Михайловский кивнул головой.
— Тогда скажи мне на милость, — продолжал Ермаков, — чем грозит сейчас тебе этот несчастный раненый немец? Я понимаю, если бы ты боялся взорваться, но ты ведь мне сам заявил, что вытянул бы из меня эту мину, не раздумывая ни минуты. Выходит, что страх тут ни при чем? — И, не дав сказать ни слова Михайловскому, он быстро добавил: — Кстати, я видел, как Райфельсбергера понесли в операционную, которую устроил Самойлов. Хороши же мы все будем, если он поймет, что вместо операции ему уготовили могилу. Я думаю, тогда у него будут все основания понять перед смертью, что русские ведут войну не более гуманными средствами, чем немцы.

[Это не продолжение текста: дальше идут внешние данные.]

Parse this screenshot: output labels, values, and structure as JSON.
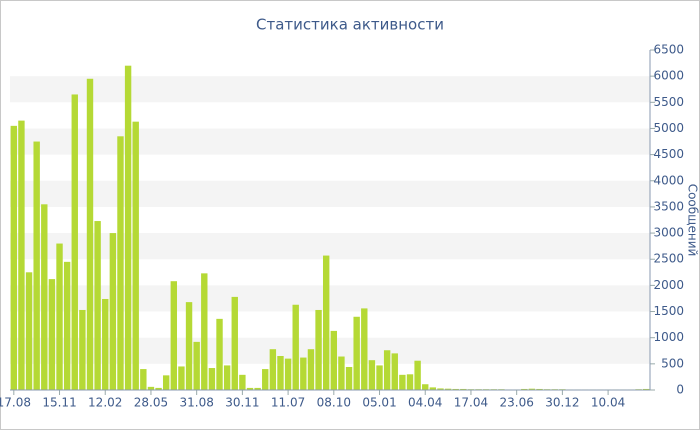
{
  "chart_data": {
    "type": "bar",
    "title": "Статистика активности",
    "y_label": "Сообщений",
    "categories": [
      "17.08",
      null,
      null,
      null,
      null,
      null,
      "15.11",
      null,
      null,
      null,
      null,
      null,
      "12.02",
      null,
      null,
      null,
      null,
      null,
      "28.05",
      null,
      null,
      null,
      null,
      null,
      "31.08",
      null,
      null,
      null,
      null,
      null,
      "30.11",
      null,
      null,
      null,
      null,
      null,
      "11.07",
      null,
      null,
      null,
      null,
      null,
      "08.10",
      null,
      null,
      null,
      null,
      null,
      "05.01",
      null,
      null,
      null,
      null,
      null,
      "04.04",
      null,
      null,
      null,
      null,
      null,
      "17.04",
      null,
      null,
      null,
      null,
      null,
      "23.06",
      null,
      null,
      null,
      null,
      null,
      "30.12",
      null,
      null,
      null,
      null,
      null,
      "10.04",
      null,
      null,
      null,
      null,
      null
    ],
    "values": [
      5050,
      5150,
      2250,
      4750,
      3550,
      2120,
      2800,
      2450,
      5650,
      1530,
      5950,
      3230,
      1740,
      3000,
      4850,
      6200,
      5130,
      400,
      60,
      40,
      280,
      2080,
      450,
      1680,
      920,
      2230,
      420,
      1360,
      470,
      1780,
      290,
      40,
      40,
      400,
      780,
      650,
      600,
      1630,
      620,
      780,
      1530,
      2570,
      1130,
      640,
      440,
      1400,
      1560,
      570,
      470,
      760,
      700,
      290,
      300,
      560,
      110,
      50,
      30,
      25,
      20,
      20,
      15,
      15,
      15,
      15,
      15,
      10,
      10,
      20,
      25,
      20,
      15,
      15,
      15,
      10,
      10,
      10,
      10,
      10,
      10,
      10,
      10,
      10,
      15,
      20
    ],
    "color": "#b5d935",
    "ylim": [
      0,
      6500
    ],
    "yticks": [
      0,
      500,
      1000,
      1500,
      2000,
      2500,
      3000,
      3500,
      4000,
      4500,
      5000,
      5500,
      6000,
      6500
    ],
    "grid": "alternating-bands"
  }
}
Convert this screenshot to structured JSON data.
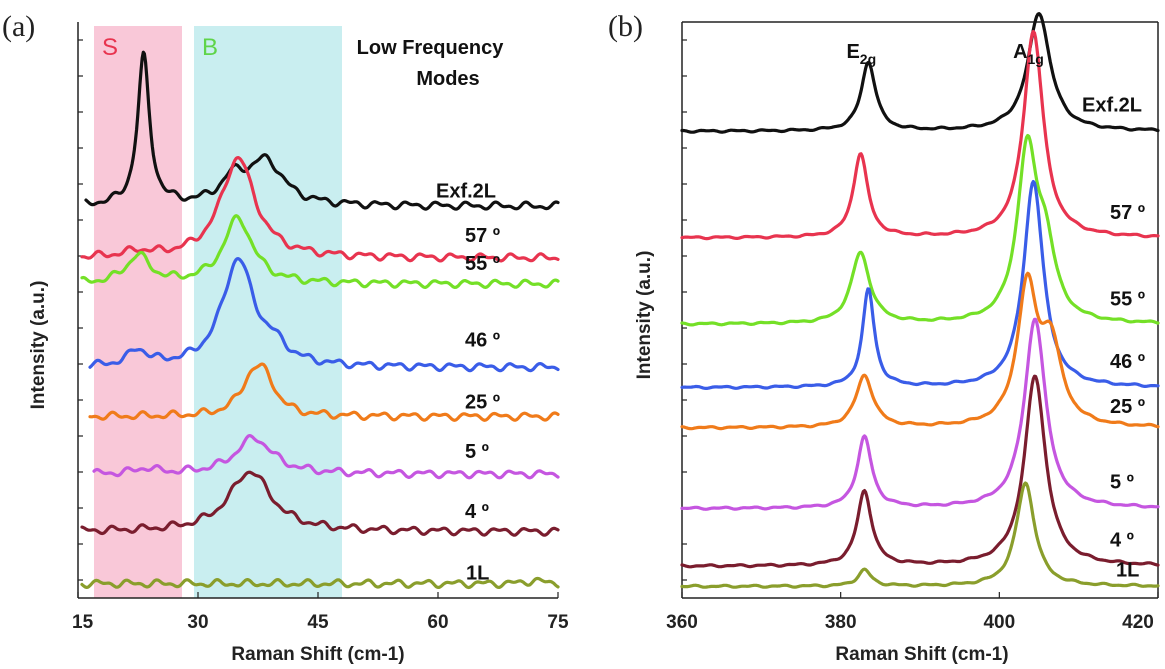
{
  "chart_data": [
    {
      "panel": "(a)",
      "type": "line",
      "title": "",
      "xlabel": "Raman Shift  (cm-1)",
      "ylabel": "Intensity (a.u.)",
      "xlim": [
        15,
        75
      ],
      "xticks": [
        15,
        30,
        45,
        60,
        75
      ],
      "annotation": [
        "Low Frequency",
        "Modes"
      ],
      "regions": [
        {
          "label": "S",
          "x_range": [
            17,
            28
          ],
          "color": "#f9c8d8",
          "label_color": "#e8344f"
        },
        {
          "label": "B",
          "x_range": [
            29.5,
            48
          ],
          "color": "#c9eef0",
          "label_color": "#5fd44a"
        }
      ],
      "series": [
        {
          "name": "Exf.2L",
          "label": "Exf.2L",
          "color": "#111111",
          "x_start": 16,
          "baseline": 0.68,
          "peaks": [
            {
              "x": 23.2,
              "height": 0.86,
              "width": 0.9
            },
            {
              "x": 34.5,
              "height": 0.14,
              "width": 2.0
            },
            {
              "x": 38.5,
              "height": 0.25,
              "width": 2.6
            }
          ]
        },
        {
          "name": "57",
          "label": "57 º",
          "color": "#e8344f",
          "x_start": 15.5,
          "baseline": 0.59,
          "peaks": [
            {
              "x": 35.0,
              "height": 0.58,
              "width": 2.6
            },
            {
              "x": 22.5,
              "height": 0.03,
              "width": 2.0
            }
          ]
        },
        {
          "name": "55",
          "label": "55 º",
          "color": "#74e027",
          "x_start": 15.5,
          "baseline": 0.545,
          "peaks": [
            {
              "x": 22.5,
              "height": 0.16,
              "width": 1.8
            },
            {
              "x": 35.0,
              "height": 0.38,
              "width": 2.2
            }
          ]
        },
        {
          "name": "46",
          "label": "46 º",
          "color": "#3a5de8",
          "x_start": 16.5,
          "baseline": 0.4,
          "peaks": [
            {
              "x": 22.5,
              "height": 0.09,
              "width": 1.5
            },
            {
              "x": 35.0,
              "height": 0.62,
              "width": 2.4
            },
            {
              "x": 39.5,
              "height": 0.08,
              "width": 2.0
            }
          ]
        },
        {
          "name": "25",
          "label": "25 º",
          "color": "#f07b1a",
          "x_start": 16.5,
          "baseline": 0.315,
          "peaks": [
            {
              "x": 36.8,
              "height": 0.2,
              "width": 1.8
            },
            {
              "x": 38.5,
              "height": 0.16,
              "width": 1.6
            }
          ]
        },
        {
          "name": "5",
          "label": "5 º",
          "color": "#c556e0",
          "x_start": 17,
          "baseline": 0.215,
          "peaks": [
            {
              "x": 37.0,
              "height": 0.21,
              "width": 2.8
            },
            {
              "x": 23.5,
              "height": 0.03,
              "width": 1.5
            }
          ]
        },
        {
          "name": "4",
          "label": "4 º",
          "color": "#7a1d2e",
          "x_start": 15.5,
          "baseline": 0.115,
          "peaks": [
            {
              "x": 36.5,
              "height": 0.35,
              "width": 3.2
            }
          ]
        },
        {
          "name": "1L",
          "label": "1L",
          "color": "#8a9e2c",
          "x_start": 15.5,
          "baseline": 0.025,
          "peaks": [
            {
              "x": 72.0,
              "height": 0.02,
              "width": 1.0
            }
          ]
        }
      ]
    },
    {
      "panel": "(b)",
      "type": "line",
      "title": "",
      "xlabel": "Raman Shift  (cm-1)",
      "ylabel": "Intensity (a.u.)",
      "xlim": [
        360,
        420
      ],
      "xticks": [
        360,
        380,
        400,
        420
      ],
      "peak_labels": [
        {
          "base": "E",
          "sub": "2g",
          "x": 383
        },
        {
          "base": "A",
          "sub": "1g",
          "x": 404
        }
      ],
      "series": [
        {
          "name": "Exf.2L",
          "label": "Exf.2L",
          "color": "#111111",
          "baseline": 0.81,
          "peaks": [
            {
              "x": 383.5,
              "height": 0.93,
              "width": 1.1
            },
            {
              "x": 405.0,
              "height": 1.6,
              "width": 1.7
            }
          ]
        },
        {
          "name": "57",
          "label": "57 º",
          "color": "#e8344f",
          "baseline": 0.625,
          "peaks": [
            {
              "x": 382.5,
              "height": 1.13,
              "width": 1.1
            },
            {
              "x": 404.3,
              "height": 2.79,
              "width": 1.5
            }
          ]
        },
        {
          "name": "55",
          "label": "55 º",
          "color": "#74e027",
          "baseline": 0.475,
          "peaks": [
            {
              "x": 382.5,
              "height": 0.96,
              "width": 1.4
            },
            {
              "x": 403.5,
              "height": 2.27,
              "width": 1.5
            },
            {
              "x": 405.8,
              "height": 0.88,
              "width": 1.5
            }
          ]
        },
        {
          "name": "46",
          "label": "46 º",
          "color": "#3a5de8",
          "baseline": 0.365,
          "peaks": [
            {
              "x": 383.5,
              "height": 1.32,
              "width": 0.9
            },
            {
              "x": 404.3,
              "height": 2.79,
              "width": 1.5
            }
          ]
        },
        {
          "name": "25",
          "label": "25 º",
          "color": "#f07b1a",
          "baseline": 0.295,
          "peaks": [
            {
              "x": 383.0,
              "height": 0.7,
              "width": 1.3
            },
            {
              "x": 403.5,
              "height": 1.84,
              "width": 1.5
            },
            {
              "x": 406.5,
              "height": 1.05,
              "width": 1.6
            }
          ]
        },
        {
          "name": "5",
          "label": "5 º",
          "color": "#c556e0",
          "baseline": 0.155,
          "peaks": [
            {
              "x": 383.0,
              "height": 0.96,
              "width": 1.1
            },
            {
              "x": 404.5,
              "height": 2.57,
              "width": 1.6
            }
          ]
        },
        {
          "name": "4",
          "label": "4 º",
          "color": "#7a1d2e",
          "baseline": 0.055,
          "peaks": [
            {
              "x": 383.0,
              "height": 1.01,
              "width": 1.1
            },
            {
              "x": 404.5,
              "height": 2.57,
              "width": 1.6
            }
          ]
        },
        {
          "name": "1L",
          "label": "1L",
          "color": "#8a9e2c",
          "baseline": 0.02,
          "peaks": [
            {
              "x": 383.0,
              "height": 0.22,
              "width": 1.0
            },
            {
              "x": 403.3,
              "height": 1.4,
              "width": 1.4
            }
          ]
        }
      ]
    }
  ]
}
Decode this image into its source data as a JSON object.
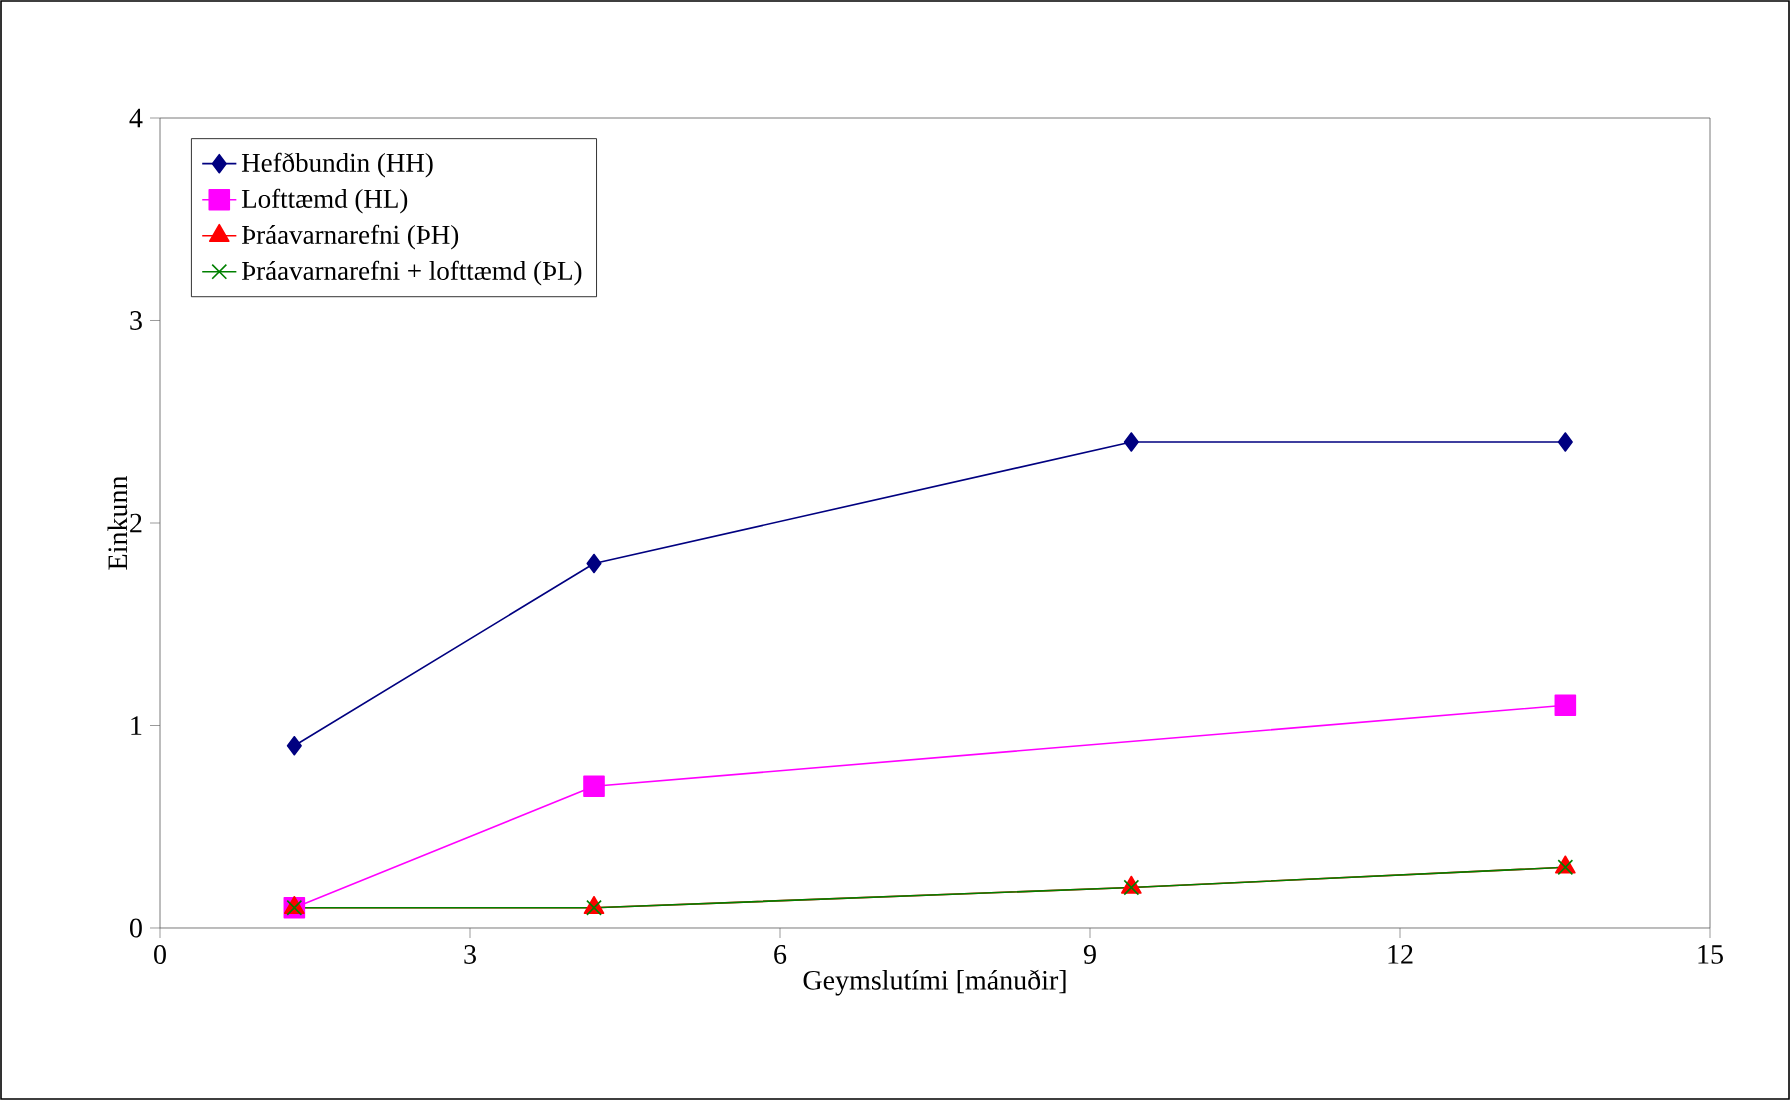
{
  "chart_data": {
    "type": "line",
    "xlabel": "Geymslutími [mánuðir]",
    "ylabel": "Einkunn",
    "xlim": [
      0,
      15
    ],
    "xticks": [
      0,
      3,
      6,
      9,
      12,
      15
    ],
    "ylim": [
      0,
      4
    ],
    "yticks": [
      0,
      1,
      2,
      3,
      4
    ],
    "grid": false,
    "legend": "top left",
    "line_style": "solid",
    "series": [
      {
        "name": "Hefðbundin (HH)",
        "color": "#000080",
        "marker": "diamond",
        "x": [
          1.3,
          4.2,
          9.4,
          13.6
        ],
        "values": [
          0.9,
          1.8,
          2.4,
          2.4
        ]
      },
      {
        "name": "Lofttæmd (HL)",
        "color": "#ff00ff",
        "marker": "square",
        "x": [
          1.3,
          4.2,
          13.6
        ],
        "values": [
          0.1,
          0.7,
          1.1
        ]
      },
      {
        "name": "Þráavarnarefni (ÞH)",
        "color": "#ff0000",
        "marker": "triangle",
        "x": [
          1.3,
          4.2,
          9.4,
          13.6
        ],
        "values": [
          0.1,
          0.1,
          0.2,
          0.3
        ]
      },
      {
        "name": "Þráavarnarefni + lofttæmd (ÞL)",
        "color": "#008000",
        "marker": "cross",
        "x": [
          1.3,
          4.2,
          9.4,
          13.6
        ],
        "values": [
          0.1,
          0.1,
          0.2,
          0.3
        ]
      }
    ]
  }
}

Насчет Райфельсбергера отец Николай соврал: никто никого не уносил в операционную; он слышал о ней от Самойлова, который говорил, что по первому же слову Анатолия велит перенести туда раненого. Но, соврав, Ермаков понял, что это была ложь во спасение. Он увидел, что Михайловский сдался. А сам Анатолий стоял и молчал. Он видел много смертей, много безнадежных раненых, однако знал: он никогда бы не мог оставить без помощи человека, лежащего на операционном столе. И именно в это положение поставил его Самойлов. Выхода не было
…Через тонкую фанеру в оконной раме доносились звуки радио, иногда заглушаемые скупыми залпами зенитных батарей, стоявших справа и слева у дороги. Передавалась органная музыка — прелюд Баха. Луггер прислушался. Сердце наполнилось жалостью к себе, к своему несчастью, к неизвестному будущему — будущему, сотканному из случайностей. Клонило ко сну. Он не чувствовал больше ни грусти, ни страха. Все, чем он жил до сих пор, уходило от него куда-то далеко-далеко. В какое-то мгновение мелькнуло лицо друга, добродушного оберартца Беце, четыре недели назад пропавшего без вести. С большим трудом он заставил себя очнуться, ему показалось, что он слышит хриплый голос Райфельсбергера.
— Ну, что еще? — теряя представление о времени, раздраженно откликнулся он. Паутина сна рвалась. Луггер потоптался, сел на скрипящую табуретку у изголовья кровати Райфельсбергера. Тупо посмотрел на него. Пощупал пульс: сто двадцать, не ритмичный, лицо влажное от пота.